A vrai dire, ce n’est pas la première fois qu’une application extérieure à une plateforme est développée pour permettre à des utilisateurs d’employer les Creative Commons. On pouvait par exemple déjà citer l’exemple pour Twitter de TweetCC, qui offrait la possibilité de signaler que l’on adoptait une licence Creative Commons pour ses tweets.

Quelle portée des licences Creative Commons sur Instagram lui-même ? 

Il est clair que la solution proposée par I am Creative Commons est intéressante et je me suis fait une joie de placer par son biais mes photographies sous licence CC-BY. Je vous invite d’ailleurs grandement à le faire, si vous souhaitez que vos images puissent être réutilisées.

Mais outre vous et les réutilisateurs potentiels, il y a un autre acteur dans l’équation qu’il ne faut pas négliger : Instagram lui-même. Les médias sociaux entretiennent en effet avec leurs utilisateurs des rapports juridiques complexes, sur la base de leurs Conditions Générales d’Utilisation (CGU). Ces dernières, qui sont des contrats que nous acceptons lors de notre inscription à la plateforme emporte généralement comme conséquence d’octroyer des droits d’utilisations très larges à ces sites sur les contenus produits par leurs utilisateurs. J’ai déjà eu à de nombreuses reprises l’occasion sur S.I.Lex d’étudier et de dénoncer parfois la “magie noire” de ces CGU.

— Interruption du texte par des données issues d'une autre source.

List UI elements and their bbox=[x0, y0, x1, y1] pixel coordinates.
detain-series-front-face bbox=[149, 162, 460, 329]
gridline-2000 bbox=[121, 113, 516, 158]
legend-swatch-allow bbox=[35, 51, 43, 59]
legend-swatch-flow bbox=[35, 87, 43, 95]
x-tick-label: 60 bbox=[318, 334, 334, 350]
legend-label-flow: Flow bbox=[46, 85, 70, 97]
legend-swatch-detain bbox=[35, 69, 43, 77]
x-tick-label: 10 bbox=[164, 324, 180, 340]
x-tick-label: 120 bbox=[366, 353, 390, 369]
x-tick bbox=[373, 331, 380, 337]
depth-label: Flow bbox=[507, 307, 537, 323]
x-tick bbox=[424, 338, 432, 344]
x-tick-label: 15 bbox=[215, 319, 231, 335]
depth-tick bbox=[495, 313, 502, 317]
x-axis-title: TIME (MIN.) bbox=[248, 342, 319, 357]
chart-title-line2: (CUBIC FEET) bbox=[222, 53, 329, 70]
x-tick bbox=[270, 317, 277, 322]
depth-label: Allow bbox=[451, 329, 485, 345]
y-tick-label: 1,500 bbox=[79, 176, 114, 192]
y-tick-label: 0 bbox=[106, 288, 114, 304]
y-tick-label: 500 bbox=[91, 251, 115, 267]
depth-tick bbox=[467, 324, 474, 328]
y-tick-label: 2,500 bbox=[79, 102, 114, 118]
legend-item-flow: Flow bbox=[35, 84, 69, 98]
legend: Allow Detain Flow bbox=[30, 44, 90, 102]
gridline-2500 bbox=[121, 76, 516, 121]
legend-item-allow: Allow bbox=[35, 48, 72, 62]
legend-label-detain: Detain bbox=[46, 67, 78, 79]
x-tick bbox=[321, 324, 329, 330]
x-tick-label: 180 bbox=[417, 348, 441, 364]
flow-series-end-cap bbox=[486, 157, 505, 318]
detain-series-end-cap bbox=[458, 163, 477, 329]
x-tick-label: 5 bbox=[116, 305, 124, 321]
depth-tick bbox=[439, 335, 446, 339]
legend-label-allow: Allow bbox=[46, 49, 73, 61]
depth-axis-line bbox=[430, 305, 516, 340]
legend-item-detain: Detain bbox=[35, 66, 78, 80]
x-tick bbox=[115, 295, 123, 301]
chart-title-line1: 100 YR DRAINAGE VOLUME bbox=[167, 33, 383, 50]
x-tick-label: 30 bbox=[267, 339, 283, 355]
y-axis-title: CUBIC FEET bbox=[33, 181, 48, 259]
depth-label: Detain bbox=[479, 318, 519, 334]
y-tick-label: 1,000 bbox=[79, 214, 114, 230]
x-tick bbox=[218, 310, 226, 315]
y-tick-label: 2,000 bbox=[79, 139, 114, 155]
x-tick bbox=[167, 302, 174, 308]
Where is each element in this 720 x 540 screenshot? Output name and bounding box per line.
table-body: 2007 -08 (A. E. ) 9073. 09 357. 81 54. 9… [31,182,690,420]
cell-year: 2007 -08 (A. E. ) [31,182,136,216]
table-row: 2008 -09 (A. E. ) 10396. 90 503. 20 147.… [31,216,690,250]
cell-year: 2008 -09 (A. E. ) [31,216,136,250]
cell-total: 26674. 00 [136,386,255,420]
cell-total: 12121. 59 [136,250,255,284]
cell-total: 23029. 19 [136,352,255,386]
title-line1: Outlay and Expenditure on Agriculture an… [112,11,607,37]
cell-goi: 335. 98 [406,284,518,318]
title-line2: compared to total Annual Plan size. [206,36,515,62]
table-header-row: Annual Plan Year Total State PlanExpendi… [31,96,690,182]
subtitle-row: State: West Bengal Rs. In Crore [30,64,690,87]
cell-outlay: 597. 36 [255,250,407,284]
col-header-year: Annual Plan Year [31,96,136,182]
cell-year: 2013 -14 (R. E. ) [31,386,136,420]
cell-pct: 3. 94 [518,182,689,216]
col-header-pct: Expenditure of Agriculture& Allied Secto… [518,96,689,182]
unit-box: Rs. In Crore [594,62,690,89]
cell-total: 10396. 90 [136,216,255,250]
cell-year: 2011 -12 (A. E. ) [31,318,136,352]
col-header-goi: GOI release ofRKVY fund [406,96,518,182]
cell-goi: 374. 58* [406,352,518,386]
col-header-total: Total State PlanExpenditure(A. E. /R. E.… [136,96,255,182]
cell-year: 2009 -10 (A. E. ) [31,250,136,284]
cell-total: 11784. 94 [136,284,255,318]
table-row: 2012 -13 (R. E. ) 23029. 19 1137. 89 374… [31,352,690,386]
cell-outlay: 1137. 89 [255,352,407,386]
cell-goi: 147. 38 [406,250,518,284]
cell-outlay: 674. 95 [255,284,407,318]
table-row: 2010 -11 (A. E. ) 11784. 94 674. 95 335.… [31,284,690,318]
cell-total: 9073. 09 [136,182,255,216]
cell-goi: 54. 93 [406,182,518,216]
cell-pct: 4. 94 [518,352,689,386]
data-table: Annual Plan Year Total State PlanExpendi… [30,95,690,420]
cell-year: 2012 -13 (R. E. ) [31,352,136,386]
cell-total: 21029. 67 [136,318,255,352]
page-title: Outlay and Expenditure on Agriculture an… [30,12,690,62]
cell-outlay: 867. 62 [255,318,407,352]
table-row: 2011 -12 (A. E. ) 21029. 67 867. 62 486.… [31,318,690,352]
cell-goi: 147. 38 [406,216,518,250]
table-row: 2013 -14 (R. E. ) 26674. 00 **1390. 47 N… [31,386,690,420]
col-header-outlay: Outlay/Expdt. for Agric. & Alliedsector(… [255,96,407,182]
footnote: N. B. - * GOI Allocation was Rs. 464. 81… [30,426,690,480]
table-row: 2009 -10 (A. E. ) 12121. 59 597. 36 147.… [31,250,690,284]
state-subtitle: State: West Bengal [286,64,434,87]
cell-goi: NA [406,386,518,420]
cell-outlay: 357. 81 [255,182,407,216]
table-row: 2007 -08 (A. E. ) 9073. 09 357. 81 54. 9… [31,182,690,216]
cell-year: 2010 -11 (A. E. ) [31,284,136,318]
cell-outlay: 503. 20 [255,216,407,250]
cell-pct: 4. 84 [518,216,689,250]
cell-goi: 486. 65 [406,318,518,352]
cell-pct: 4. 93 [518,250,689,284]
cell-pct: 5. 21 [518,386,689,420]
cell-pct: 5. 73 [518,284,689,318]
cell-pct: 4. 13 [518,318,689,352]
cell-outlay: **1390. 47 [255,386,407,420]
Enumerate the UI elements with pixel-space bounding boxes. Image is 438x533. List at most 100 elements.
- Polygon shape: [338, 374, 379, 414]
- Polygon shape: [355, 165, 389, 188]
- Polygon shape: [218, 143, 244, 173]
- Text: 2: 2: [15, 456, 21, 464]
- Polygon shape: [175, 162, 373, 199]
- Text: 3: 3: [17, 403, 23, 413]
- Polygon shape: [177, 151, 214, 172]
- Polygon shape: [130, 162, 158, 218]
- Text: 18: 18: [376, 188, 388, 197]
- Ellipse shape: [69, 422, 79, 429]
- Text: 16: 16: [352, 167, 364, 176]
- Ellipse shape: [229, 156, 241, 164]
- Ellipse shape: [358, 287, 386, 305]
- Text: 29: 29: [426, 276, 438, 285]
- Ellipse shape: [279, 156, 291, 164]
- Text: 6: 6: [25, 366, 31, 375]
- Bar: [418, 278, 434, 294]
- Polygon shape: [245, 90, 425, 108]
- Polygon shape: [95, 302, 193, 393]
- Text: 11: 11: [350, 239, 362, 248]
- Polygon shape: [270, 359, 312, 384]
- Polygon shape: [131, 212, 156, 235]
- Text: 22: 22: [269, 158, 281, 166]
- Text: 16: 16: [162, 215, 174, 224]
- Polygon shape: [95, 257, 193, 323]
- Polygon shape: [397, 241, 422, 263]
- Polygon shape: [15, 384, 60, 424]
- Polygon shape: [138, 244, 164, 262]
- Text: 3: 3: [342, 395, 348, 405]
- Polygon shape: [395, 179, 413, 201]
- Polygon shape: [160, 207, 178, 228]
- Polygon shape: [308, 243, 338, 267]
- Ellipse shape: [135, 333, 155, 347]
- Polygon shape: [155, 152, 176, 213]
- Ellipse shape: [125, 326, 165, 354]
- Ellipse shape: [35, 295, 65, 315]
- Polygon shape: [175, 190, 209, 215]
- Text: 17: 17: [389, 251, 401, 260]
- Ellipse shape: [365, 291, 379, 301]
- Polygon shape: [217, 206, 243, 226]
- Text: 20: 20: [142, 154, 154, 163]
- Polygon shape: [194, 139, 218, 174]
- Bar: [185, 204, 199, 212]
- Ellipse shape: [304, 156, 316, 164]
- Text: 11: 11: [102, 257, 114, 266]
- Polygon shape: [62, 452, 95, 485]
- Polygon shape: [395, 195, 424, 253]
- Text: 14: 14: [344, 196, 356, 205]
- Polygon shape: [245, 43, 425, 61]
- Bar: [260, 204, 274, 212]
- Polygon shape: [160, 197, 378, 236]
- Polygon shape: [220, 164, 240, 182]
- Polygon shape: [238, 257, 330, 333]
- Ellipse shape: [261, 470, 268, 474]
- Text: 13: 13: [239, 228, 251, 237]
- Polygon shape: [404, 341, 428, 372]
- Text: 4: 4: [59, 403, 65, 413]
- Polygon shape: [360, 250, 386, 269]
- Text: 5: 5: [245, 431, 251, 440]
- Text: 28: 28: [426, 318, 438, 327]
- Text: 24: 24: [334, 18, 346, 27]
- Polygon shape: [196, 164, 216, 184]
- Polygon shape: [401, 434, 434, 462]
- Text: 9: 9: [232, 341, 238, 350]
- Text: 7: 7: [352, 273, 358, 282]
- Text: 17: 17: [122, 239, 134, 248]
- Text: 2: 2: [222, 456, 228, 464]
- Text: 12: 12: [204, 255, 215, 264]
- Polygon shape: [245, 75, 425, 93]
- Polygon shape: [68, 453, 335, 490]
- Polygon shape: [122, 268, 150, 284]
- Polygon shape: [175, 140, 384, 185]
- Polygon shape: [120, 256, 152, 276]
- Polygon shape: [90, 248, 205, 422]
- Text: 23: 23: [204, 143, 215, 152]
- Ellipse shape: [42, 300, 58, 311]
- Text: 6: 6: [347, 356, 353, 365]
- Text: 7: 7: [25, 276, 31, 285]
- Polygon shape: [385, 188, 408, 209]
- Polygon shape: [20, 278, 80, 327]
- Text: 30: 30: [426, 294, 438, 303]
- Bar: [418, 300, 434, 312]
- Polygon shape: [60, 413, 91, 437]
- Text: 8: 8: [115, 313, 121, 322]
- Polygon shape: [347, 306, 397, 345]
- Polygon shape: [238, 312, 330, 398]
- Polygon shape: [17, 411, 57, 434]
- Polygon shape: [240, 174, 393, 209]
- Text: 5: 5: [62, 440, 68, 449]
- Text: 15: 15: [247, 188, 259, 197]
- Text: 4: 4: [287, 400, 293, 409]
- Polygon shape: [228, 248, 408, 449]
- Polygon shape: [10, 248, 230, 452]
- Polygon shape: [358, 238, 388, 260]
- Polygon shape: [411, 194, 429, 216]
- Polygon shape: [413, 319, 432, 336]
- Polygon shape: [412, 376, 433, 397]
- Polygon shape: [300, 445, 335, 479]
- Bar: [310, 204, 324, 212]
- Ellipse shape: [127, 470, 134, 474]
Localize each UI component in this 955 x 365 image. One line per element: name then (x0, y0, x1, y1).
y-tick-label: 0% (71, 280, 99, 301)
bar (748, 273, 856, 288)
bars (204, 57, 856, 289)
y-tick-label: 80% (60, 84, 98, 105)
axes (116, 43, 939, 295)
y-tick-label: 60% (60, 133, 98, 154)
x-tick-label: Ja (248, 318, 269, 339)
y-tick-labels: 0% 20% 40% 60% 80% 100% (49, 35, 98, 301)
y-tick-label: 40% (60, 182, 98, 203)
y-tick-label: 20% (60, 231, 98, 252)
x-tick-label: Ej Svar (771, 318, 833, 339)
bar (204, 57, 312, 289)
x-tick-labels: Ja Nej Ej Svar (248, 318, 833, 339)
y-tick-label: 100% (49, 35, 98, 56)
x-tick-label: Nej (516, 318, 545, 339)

Dans un billet précédent, j’avais essayé d’expliquer exactement comment procédaient les CGU pour se faire concéder des droits :

Les CGU des médias sociaux aboutissent à ce paradoxe que les mêmes contenus semblent faire l’objet de deux droits de propriété superposés : celui de l’utilisateur et celui de la plateforme. C’est assez troublant à première vue, car nous sommes habitués à penser le droit d’auteur à partir du paradigme de l’univers physique et il est assez rare que ce qui nous appartient appartienne aussi à notre voisin ! Mais avec les biens immatériels, la propriété peut se démembrer à l’infini, par le biais du mécanisme particulier des cessions non exclusives. [...] Avec les CGU des plateformes, les droits ne sont pas transférés, mais en quelque sorte “répliqués” : l’utilisateur conserve les droits patrimoniaux attachés aux contenus qu’il a produit, mais la plateforme dispose de droits identiques sur les mêmes objets.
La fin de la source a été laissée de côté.